I love RIDE THE HIGH COUNTRY. But I love all of Budd Boetticher's westerns, too--especially COMANCHE STATION and SEVEN MEN FROM NOW. Also, I'm a really big fan of the "other Sergio"--Sergio Corbucci. Love DJANGO. His THE GREAT SILENCE is wonderfully gritty, uncompromising, original, quirky, and just over-the-top, kick-the-privy-door-shut story-telling. The viewer is always surprised, just as I hope my readers always are. They're left wagging their heads and muttering, "Jesus, he can't really do that in a western, can he?" So, I guess you can see I don't really have a number one favorite.

Finally what do you read for pleasure?

Everything. Nonfiction books about the west and guns. Just finished one called THE BLOODY LEGACY OF PINK HIGGINS by Bill O'Neil. Excellent read. I also recently read the biography of Sam Peckinpah called IF THEY MOVE, KILL 'EM! Just now I'm reading THE VENGEANCE MAN by Dan Marlowe, some of the Conan comics and a vintage crime story by Frederic Brown with a wonderfully sexy cover--so sexy that I can't recall the title!






8 comments:

Matthew P. Mayo said...

Hi Steve,
Thanks for the fine interview with Peter Brandvold. He's at the top of my list of favorite writers of Westerns. His work represents what I aspire to in my own books--gritty moments, believable characters with depth, involved plots, and action, action, action!

Brandvold sounds like the sort of fellow it'd be great to have a beer with--a top quality in a Western writer.

Another winning interview! Keep on ... we like it!

Cheers,
Matt

ARCHAVIST said...

Fantastic interview - likeing the western myth to Robert E. Howard. I'd never thought of it in those terms before but that opens a world of possibities. Very inte4resting

Chap O'Keefe said...

An insightful run around the western fiction scene . . . Donald Hamilton and Dudley Dean books feature on my "top ten" list, too. Peter Brandvold might like to know that there's a good backgrounder on Dudley Dean McGaughey at
http://www.mysteryfile.com/DOwen/Bibliography.html

Keep up the good work!

Keith

madshadows said...

Great interview Steve, fascinating stuff.

Steve M said...

Thanks for the encouraging words, I have another almost ready for posting...

Ray said...

Another brilliant interview.

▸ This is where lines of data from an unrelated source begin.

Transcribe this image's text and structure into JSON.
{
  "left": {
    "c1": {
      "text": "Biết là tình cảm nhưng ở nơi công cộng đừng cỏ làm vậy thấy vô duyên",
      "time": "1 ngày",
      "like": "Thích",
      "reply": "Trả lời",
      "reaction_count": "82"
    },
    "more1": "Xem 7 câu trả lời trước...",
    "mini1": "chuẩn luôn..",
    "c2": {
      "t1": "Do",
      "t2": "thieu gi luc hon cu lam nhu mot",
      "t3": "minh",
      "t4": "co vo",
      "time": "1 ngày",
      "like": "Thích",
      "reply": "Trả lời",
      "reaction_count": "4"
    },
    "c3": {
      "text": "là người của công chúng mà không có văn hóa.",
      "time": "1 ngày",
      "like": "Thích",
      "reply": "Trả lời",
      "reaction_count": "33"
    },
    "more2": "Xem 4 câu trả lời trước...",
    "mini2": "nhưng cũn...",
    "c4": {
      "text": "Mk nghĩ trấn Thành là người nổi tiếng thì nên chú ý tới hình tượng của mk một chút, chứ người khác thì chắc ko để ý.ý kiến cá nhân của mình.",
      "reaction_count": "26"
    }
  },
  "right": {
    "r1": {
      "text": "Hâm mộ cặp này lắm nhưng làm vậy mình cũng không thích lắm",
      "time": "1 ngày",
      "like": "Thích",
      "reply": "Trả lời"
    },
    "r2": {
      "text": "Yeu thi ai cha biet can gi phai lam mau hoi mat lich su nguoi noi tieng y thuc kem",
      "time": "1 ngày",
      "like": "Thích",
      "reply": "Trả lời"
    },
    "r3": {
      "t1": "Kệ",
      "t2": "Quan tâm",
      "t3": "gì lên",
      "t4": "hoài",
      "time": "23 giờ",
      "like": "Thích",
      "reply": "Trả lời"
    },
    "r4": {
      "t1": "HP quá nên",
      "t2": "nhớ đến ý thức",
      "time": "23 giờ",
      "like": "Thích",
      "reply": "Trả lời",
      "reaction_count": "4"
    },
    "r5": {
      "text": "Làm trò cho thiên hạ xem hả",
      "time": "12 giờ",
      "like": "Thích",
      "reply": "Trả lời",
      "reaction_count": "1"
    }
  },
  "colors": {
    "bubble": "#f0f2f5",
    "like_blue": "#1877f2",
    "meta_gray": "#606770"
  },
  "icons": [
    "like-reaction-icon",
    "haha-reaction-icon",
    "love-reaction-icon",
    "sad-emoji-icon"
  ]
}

I liked the insight into the creation of Bat Lash: Guns 'n' Roses as it was something that I had wondered about

Duane Spurlock said...

Nice interview. It's fun to see that kind of enthusiasm come out from a writer during the course of a discussion. Most are so modest and reserved, you end up learning little about their real personality -- but here, I feel I know Brandvold a little better. Certainly I can see how his personality infuses his books! I was a big fan of the original run of Bat Lash, so I was pleased to see Brandvold's work with the character. Good work, Steve!

Steve M said...

Must admit I'd never heard of Bat Lash until Peter started wrote the new stories, guess it must have something to do with me being in England.